I said I was going to do it
- Chick Clearview

- May 1
- 2 min read

I am writing this at 12:22 a.m. Thursday May 1…my quit smoking date. Being of sound addicted mind, I smoked right up until midnight. About 6 minutes later I checked my phone to see if it was really past midnight cuz, maybe I could get one more smoke, or at least a partial one in. When I realized that I had passed my deadline I had to spend a little time debating with myself on whether I could smoke just one more and call it close enough to midnight. Finally I decided that since I made myself accountable to Alice and to you to quit smoking May 1, I couldn’t bring myself to start right off the bat off with a rationalization/white lie.
I’m hopeful for success. I’ve done a lot of thinking about really quitting this last week. I believe I hit my bottom with smoking. I’m feeling the effects in my lungs and I want to have as much of a good quality of life for as many years as possible. I’ve done a lot of mean things to my body over the last 50 years and I’m feeling the pain.

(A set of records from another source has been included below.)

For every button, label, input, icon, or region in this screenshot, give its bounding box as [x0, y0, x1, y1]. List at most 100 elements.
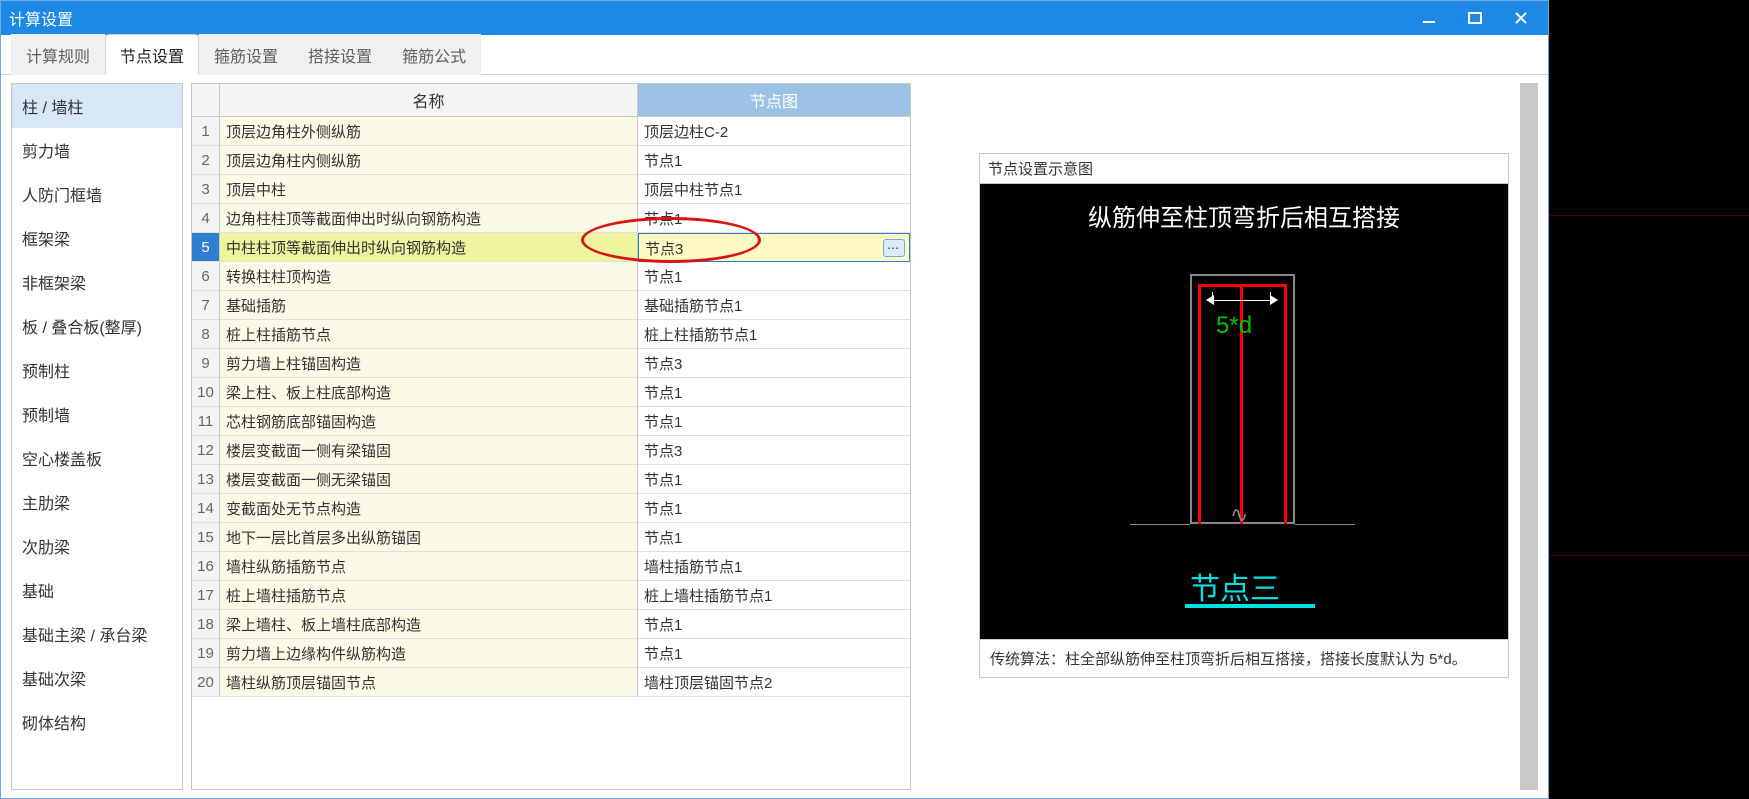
- table-row[interactable]: 16墙柱纵筋插筋节点墙柱插筋节点1: [192, 552, 910, 581]
- cell-value[interactable]: 节点1: [638, 639, 910, 668]
- row-number: 8: [192, 320, 220, 349]
- dim-arrow-right: [1270, 295, 1278, 305]
- sidebar-item-8[interactable]: 空心楼盖板: [12, 436, 182, 480]
- minimize-button[interactable]: [1406, 1, 1452, 35]
- cell-name[interactable]: 芯柱钢筋底部锚固构造: [220, 407, 638, 436]
- row-number: 16: [192, 552, 220, 581]
- row-number: 18: [192, 610, 220, 639]
- cell-name[interactable]: 楼层变截面一侧有梁锚固: [220, 436, 638, 465]
- tab-0[interactable]: 计算规则: [11, 34, 105, 75]
- sidebar-item-3[interactable]: 框架梁: [12, 216, 182, 260]
- cell-value[interactable]: 顶层边柱C-2: [638, 117, 910, 146]
- cell-value[interactable]: 节点1: [638, 407, 910, 436]
- sidebar-item-2[interactable]: 人防门框墙: [12, 172, 182, 216]
- cell-value[interactable]: 节点3: [638, 349, 910, 378]
- category-sidebar[interactable]: 柱 / 墙柱剪力墙人防门框墙框架梁非框架梁板 / 叠合板(整厚)预制柱预制墙空心…: [11, 83, 183, 790]
- diagram-node-label: 节点三: [1190, 564, 1280, 608]
- cell-value[interactable]: 节点1: [638, 494, 910, 523]
- sidebar-item-7[interactable]: 预制墙: [12, 392, 182, 436]
- cell-name[interactable]: 墙柱纵筋顶层锚固节点: [220, 668, 638, 697]
- cell-name[interactable]: 梁上墙柱、板上墙柱底部构造: [220, 610, 638, 639]
- table-row[interactable]: 4边角柱柱顶等截面伸出时纵向钢筋构造节点1: [192, 204, 910, 233]
- sidebar-item-10[interactable]: 次肋梁: [12, 524, 182, 568]
- table-row[interactable]: 20墙柱纵筋顶层锚固节点墙柱顶层锚固节点2: [192, 668, 910, 697]
- row-number: 6: [192, 262, 220, 291]
- cell-name[interactable]: 墙柱纵筋插筋节点: [220, 552, 638, 581]
- cell-name[interactable]: 顶层中柱: [220, 175, 638, 204]
- tab-3[interactable]: 搭接设置: [293, 34, 387, 75]
- close-button[interactable]: [1498, 1, 1544, 35]
- cell-value[interactable]: 基础插筋节点1: [638, 291, 910, 320]
- table-row[interactable]: 10梁上柱、板上柱底部构造节点1: [192, 378, 910, 407]
- table-row[interactable]: 6转换柱柱顶构造节点1: [192, 262, 910, 291]
- rownum-header: [192, 84, 220, 117]
- cell-value[interactable]: 墙柱插筋节点1: [638, 552, 910, 581]
- cell-name[interactable]: 中柱柱顶等截面伸出时纵向钢筋构造: [220, 233, 638, 262]
- table-row[interactable]: 9剪力墙上柱锚固构造节点3: [192, 349, 910, 378]
- name-header[interactable]: 名称: [220, 84, 638, 117]
- table-row[interactable]: 11芯柱钢筋底部锚固构造节点1: [192, 407, 910, 436]
- sidebar-item-14[interactable]: 砌体结构: [12, 700, 182, 744]
- sidebar-item-4[interactable]: 非框架梁: [12, 260, 182, 304]
- sidebar-item-6[interactable]: 预制柱: [12, 348, 182, 392]
- cell-value[interactable]: 节点1: [638, 146, 910, 175]
- sidebar-item-11[interactable]: 基础: [12, 568, 182, 612]
- table-row[interactable]: 18梁上墙柱、板上墙柱底部构造节点1: [192, 610, 910, 639]
- cell-name[interactable]: 顶层边角柱外侧纵筋: [220, 117, 638, 146]
- sidebar-item-9[interactable]: 主肋梁: [12, 480, 182, 524]
- cell-name[interactable]: 基础插筋: [220, 291, 638, 320]
- tab-4[interactable]: 箍筋公式: [387, 34, 481, 75]
- cell-name[interactable]: 剪力墙上边缘构件纵筋构造: [220, 639, 638, 668]
- cell-name[interactable]: 转换柱柱顶构造: [220, 262, 638, 291]
- table-row[interactable]: 14变截面处无节点构造节点1: [192, 494, 910, 523]
- cell-name[interactable]: 楼层变截面一侧无梁锚固: [220, 465, 638, 494]
- sidebar-item-5[interactable]: 板 / 叠合板(整厚): [12, 304, 182, 348]
- table-row[interactable]: 15地下一层比首层多出纵筋锚固节点1: [192, 523, 910, 552]
- sidebar-item-1[interactable]: 剪力墙: [12, 128, 182, 172]
- grid-body[interactable]: 1顶层边角柱外侧纵筋顶层边柱C-22顶层边角柱内侧纵筋节点13顶层中柱顶层中柱节…: [192, 117, 910, 789]
- cell-value[interactable]: 桩上柱插筋节点1: [638, 320, 910, 349]
- sidebar-item-0[interactable]: 柱 / 墙柱: [12, 84, 182, 128]
- diagram-card: 节点设置示意图 纵筋伸至柱顶弯折后相互搭接: [979, 153, 1509, 678]
- cell-value[interactable]: 节点1: [638, 523, 910, 552]
- value-header[interactable]: 节点图: [638, 84, 910, 117]
- maximize-button[interactable]: [1452, 1, 1498, 35]
- cell-value[interactable]: 墙柱顶层锚固节点2: [638, 668, 910, 697]
- cell-value[interactable]: 节点1: [638, 610, 910, 639]
- cell-more-icon[interactable]: ⋯: [883, 239, 905, 257]
- cell-value[interactable]: 节点1: [638, 378, 910, 407]
- table-row[interactable]: 7基础插筋基础插筋节点1: [192, 291, 910, 320]
- cell-name[interactable]: 桩上墙柱插筋节点: [220, 581, 638, 610]
- sidebar-item-12[interactable]: 基础主梁 / 承台梁: [12, 612, 182, 656]
- diagram-scrollbar[interactable]: [1520, 83, 1538, 790]
- cell-value[interactable]: 节点1: [638, 465, 910, 494]
- cell-value[interactable]: 顶层中柱节点1: [638, 175, 910, 204]
- cell-value[interactable]: 节点3: [638, 436, 910, 465]
- cell-name[interactable]: 边角柱柱顶等截面伸出时纵向钢筋构造: [220, 204, 638, 233]
- table-row[interactable]: 5中柱柱顶等截面伸出时纵向钢筋构造节点3⋯: [192, 233, 910, 262]
- table-row[interactable]: 12楼层变截面一侧有梁锚固节点3: [192, 436, 910, 465]
- cell-value[interactable]: 节点1: [638, 204, 910, 233]
- diagram-scroll-thumb[interactable]: [1520, 83, 1538, 790]
- diagram-heading: 纵筋伸至柱顶弯折后相互搭接: [1088, 198, 1400, 233]
- cell-value[interactable]: 节点1: [638, 262, 910, 291]
- cell-name[interactable]: 顶层边角柱内侧纵筋: [220, 146, 638, 175]
- cell-name[interactable]: 梁上柱、板上柱底部构造: [220, 378, 638, 407]
- table-row[interactable]: 8桩上柱插筋节点桩上柱插筋节点1: [192, 320, 910, 349]
- cell-name[interactable]: 桩上柱插筋节点: [220, 320, 638, 349]
- sidebar-item-13[interactable]: 基础次梁: [12, 656, 182, 700]
- cell-name[interactable]: 变截面处无节点构造: [220, 494, 638, 523]
- table-row[interactable]: 1顶层边角柱外侧纵筋顶层边柱C-2: [192, 117, 910, 146]
- cell-name[interactable]: 地下一层比首层多出纵筋锚固: [220, 523, 638, 552]
- table-row[interactable]: 19剪力墙上边缘构件纵筋构造节点1: [192, 639, 910, 668]
- table-row[interactable]: 13楼层变截面一侧无梁锚固节点1: [192, 465, 910, 494]
- cell-value[interactable]: 桩上墙柱插筋节点1: [638, 581, 910, 610]
- cell-name[interactable]: 剪力墙上柱锚固构造: [220, 349, 638, 378]
- dim-tick-left: [1212, 292, 1213, 302]
- table-row[interactable]: 2顶层边角柱内侧纵筋节点1: [192, 146, 910, 175]
- table-row[interactable]: 3顶层中柱顶层中柱节点1: [192, 175, 910, 204]
- cell-value[interactable]: 节点3⋯: [638, 233, 910, 262]
- tab-2[interactable]: 箍筋设置: [199, 34, 293, 75]
- tab-1[interactable]: 节点设置: [105, 34, 199, 75]
- table-row[interactable]: 17桩上墙柱插筋节点桩上墙柱插筋节点1: [192, 581, 910, 610]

It’s past time to straighten up and fly right. I have so much life to live yet and things I want to accomplish. Being a part of Chick and Alice and our 50-state motorcycle ride is my greatest honor yet in my life and I’ve been doing so many things over the last 6 months to improve my health so I can do my part, that this is just one more step in the process. Continuing to smoke no longer makes sense to me.
So here I go…I’m sure I’ll have lots more to say later, but I better get started with a good night’s sleep.